Handling the Manim render timeout
Manim renders can run long on complex 3D scenes. I use a Schedule-to-Close timeout (total time including all retries) separate from the Start-to-Close timeout (single attempt):
workflow.ActivityOptions{
StartToCloseTimeout: 5 * time.Minute, // one attempt
ScheduleToCloseTimeout: 15 * time.Minute, // total including retries
RetryPolicy: &temporal.RetryPolicy{
MaxAttempts: 3,
BackoffCoefficient: 2.0,
InitialInterval: 10 * time.Second,
},
}
If three render attempts fail within 15 minutes total, the workflow fails and the user gets a "generation failed" notification with a refund token.
Deployment
Temporal Cloud (managed) costs ~$25/month at QuantumSketch's volume — cheaper than running a self-hosted Temporal cluster on ECS. Workers are Go binaries running on ECS Fargate spot instances.
Temporal Cloud
← Go workers (ECS Fargate spot, 2 instances)

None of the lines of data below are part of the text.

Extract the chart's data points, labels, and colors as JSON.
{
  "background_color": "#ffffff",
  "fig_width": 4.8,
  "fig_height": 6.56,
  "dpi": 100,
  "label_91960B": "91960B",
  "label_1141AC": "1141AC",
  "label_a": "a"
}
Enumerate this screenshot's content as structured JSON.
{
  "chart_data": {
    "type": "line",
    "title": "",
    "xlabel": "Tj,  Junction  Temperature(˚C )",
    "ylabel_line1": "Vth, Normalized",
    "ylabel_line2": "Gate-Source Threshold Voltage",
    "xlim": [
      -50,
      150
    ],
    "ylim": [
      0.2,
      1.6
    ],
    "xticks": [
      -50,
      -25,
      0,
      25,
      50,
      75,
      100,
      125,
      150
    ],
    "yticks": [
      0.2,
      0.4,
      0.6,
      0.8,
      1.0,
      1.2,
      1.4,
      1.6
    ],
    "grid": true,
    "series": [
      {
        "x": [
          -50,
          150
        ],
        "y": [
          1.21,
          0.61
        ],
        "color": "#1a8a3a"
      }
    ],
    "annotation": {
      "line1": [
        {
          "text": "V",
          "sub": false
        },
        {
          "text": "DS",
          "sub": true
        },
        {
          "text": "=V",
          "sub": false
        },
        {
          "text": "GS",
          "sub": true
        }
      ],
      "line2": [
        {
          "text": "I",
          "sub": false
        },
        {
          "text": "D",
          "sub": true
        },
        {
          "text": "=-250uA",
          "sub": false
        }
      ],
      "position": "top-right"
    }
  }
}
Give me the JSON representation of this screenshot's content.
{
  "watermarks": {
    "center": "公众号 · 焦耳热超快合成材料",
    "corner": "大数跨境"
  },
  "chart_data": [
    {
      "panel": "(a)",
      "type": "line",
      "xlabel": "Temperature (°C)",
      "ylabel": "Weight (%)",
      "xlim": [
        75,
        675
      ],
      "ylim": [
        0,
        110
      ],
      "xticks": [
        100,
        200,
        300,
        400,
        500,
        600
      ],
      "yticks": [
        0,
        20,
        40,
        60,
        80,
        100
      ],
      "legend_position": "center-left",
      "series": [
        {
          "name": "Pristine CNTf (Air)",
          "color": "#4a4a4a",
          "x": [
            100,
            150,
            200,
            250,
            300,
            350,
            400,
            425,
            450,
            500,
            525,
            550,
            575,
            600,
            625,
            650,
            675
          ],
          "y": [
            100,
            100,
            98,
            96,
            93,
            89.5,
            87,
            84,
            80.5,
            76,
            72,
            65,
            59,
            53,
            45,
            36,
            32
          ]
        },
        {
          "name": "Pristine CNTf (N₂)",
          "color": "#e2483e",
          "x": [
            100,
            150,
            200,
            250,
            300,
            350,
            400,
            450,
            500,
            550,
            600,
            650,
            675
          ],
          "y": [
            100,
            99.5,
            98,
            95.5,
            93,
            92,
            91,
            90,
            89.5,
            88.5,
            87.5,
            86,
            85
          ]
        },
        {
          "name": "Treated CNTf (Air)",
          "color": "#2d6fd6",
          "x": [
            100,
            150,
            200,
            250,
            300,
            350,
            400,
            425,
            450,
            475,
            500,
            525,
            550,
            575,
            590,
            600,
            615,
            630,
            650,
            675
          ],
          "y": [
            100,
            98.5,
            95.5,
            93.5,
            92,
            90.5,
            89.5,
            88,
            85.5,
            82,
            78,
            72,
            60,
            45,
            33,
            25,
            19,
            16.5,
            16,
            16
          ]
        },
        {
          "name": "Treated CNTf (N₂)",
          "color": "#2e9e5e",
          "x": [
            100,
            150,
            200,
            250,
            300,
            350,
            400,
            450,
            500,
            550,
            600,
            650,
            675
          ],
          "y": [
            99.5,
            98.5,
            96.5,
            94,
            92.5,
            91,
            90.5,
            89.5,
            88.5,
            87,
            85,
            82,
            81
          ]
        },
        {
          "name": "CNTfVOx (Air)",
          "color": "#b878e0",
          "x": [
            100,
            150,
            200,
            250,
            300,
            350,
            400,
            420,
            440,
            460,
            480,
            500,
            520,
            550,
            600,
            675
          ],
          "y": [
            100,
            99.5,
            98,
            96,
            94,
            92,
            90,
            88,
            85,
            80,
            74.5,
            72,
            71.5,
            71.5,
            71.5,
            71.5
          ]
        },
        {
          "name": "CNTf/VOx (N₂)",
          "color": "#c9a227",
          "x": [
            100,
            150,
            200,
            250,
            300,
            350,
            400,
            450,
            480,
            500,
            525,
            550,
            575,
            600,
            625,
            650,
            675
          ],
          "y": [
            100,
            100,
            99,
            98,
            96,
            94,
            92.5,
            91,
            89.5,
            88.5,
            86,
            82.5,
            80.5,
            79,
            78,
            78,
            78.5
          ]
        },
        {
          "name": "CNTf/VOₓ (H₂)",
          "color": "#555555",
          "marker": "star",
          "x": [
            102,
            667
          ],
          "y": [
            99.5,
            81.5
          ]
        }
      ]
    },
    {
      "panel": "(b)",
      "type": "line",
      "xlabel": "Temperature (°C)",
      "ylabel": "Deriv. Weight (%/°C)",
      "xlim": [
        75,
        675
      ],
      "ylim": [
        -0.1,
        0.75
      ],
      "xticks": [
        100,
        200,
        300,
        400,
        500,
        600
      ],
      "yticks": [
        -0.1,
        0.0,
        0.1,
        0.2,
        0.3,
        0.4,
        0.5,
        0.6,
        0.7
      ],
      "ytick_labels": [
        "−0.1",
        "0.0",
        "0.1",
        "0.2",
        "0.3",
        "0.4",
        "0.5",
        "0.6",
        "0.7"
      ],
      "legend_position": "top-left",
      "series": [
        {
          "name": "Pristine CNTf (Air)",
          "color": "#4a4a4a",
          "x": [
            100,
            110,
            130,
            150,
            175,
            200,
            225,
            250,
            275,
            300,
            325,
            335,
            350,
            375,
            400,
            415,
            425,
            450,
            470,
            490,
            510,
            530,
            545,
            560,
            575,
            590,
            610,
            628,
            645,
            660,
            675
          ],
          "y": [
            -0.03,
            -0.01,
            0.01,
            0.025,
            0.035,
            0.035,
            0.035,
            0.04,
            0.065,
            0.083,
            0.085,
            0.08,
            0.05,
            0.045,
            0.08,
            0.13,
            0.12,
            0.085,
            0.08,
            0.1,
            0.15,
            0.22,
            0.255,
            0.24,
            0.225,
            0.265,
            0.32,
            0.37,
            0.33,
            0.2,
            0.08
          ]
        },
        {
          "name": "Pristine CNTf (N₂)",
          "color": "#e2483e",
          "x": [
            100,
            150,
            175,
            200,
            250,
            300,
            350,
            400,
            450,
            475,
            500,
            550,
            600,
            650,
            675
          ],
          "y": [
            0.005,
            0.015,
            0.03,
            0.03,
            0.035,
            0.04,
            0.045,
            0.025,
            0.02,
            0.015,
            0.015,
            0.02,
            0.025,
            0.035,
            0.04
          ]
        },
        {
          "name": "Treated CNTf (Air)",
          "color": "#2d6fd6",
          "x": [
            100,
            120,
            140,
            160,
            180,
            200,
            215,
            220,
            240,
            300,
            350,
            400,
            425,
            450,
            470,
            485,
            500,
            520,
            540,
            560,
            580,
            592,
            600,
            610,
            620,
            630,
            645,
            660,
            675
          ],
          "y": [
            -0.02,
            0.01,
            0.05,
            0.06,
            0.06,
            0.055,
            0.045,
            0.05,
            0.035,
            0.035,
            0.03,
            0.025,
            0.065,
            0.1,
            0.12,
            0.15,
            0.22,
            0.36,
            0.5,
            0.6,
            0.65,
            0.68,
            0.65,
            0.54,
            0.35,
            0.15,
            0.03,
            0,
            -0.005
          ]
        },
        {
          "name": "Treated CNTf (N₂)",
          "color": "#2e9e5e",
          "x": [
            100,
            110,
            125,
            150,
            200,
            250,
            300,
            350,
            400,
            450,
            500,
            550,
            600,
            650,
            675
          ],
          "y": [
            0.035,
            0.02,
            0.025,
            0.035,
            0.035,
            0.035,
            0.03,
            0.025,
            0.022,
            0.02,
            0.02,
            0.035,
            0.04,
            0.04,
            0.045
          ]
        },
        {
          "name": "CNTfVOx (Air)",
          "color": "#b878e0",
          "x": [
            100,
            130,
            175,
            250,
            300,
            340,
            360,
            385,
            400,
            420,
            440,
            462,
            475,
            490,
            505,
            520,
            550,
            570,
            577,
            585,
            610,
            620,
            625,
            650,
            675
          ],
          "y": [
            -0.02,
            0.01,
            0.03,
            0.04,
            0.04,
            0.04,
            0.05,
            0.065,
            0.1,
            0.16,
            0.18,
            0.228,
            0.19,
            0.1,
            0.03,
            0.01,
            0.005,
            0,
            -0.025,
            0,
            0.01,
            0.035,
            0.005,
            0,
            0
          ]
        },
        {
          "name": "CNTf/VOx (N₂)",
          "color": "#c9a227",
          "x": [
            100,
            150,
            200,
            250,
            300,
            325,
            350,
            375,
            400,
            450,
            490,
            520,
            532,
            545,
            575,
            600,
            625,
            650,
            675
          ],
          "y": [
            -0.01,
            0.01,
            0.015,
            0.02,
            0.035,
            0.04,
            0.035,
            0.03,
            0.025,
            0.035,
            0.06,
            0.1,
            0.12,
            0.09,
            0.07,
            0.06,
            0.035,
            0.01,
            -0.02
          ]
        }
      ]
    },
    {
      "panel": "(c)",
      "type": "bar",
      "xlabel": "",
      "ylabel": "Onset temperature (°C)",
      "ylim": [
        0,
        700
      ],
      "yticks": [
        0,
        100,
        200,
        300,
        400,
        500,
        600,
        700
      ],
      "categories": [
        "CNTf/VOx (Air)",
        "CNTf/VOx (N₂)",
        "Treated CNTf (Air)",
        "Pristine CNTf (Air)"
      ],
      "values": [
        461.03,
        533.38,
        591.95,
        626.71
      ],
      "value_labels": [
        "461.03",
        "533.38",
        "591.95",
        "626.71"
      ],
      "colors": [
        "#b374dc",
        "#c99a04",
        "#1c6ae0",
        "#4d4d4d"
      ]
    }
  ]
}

← Workflow starters (API server)
→ S3 (video/audio storage)
→ CloudFront (CDN delivery)
FAQ
What is Temporal.io? Temporal is a durable workflow execution platform. You write workflows as normal code; Temporal persists state and handles retries, so multi-step processes resume correctly after failures.
Why use Temporal instead of AWS Step Functions? Temporal uses a code-first model (plain Go/Python/Java functions). Step Functions uses YAML/JSON state machine definitions. For complex workflows with parallel branches, Temporal is significantly easier to write and debug.
Does Temporal work with Python? Yes — Temporal has SDKs for Go, Python, TypeScript, Java, and .NET. QuantumSketch uses the Go SDK for the worker and orchestration.
How much does Temporal Cloud cost? Temporal Cloud pricing is based on action count. At QuantumSketch's volume (hundreds of workflows/day), it's ~$25/month. Self-hosting on Kubernetes is cheaper at scale but requires operational overhead.
What happens if a Temporal worker crashes mid-workflow? Temporal replays the workflow history on another worker instance, resuming from the last successfully completed activity. No data is lost.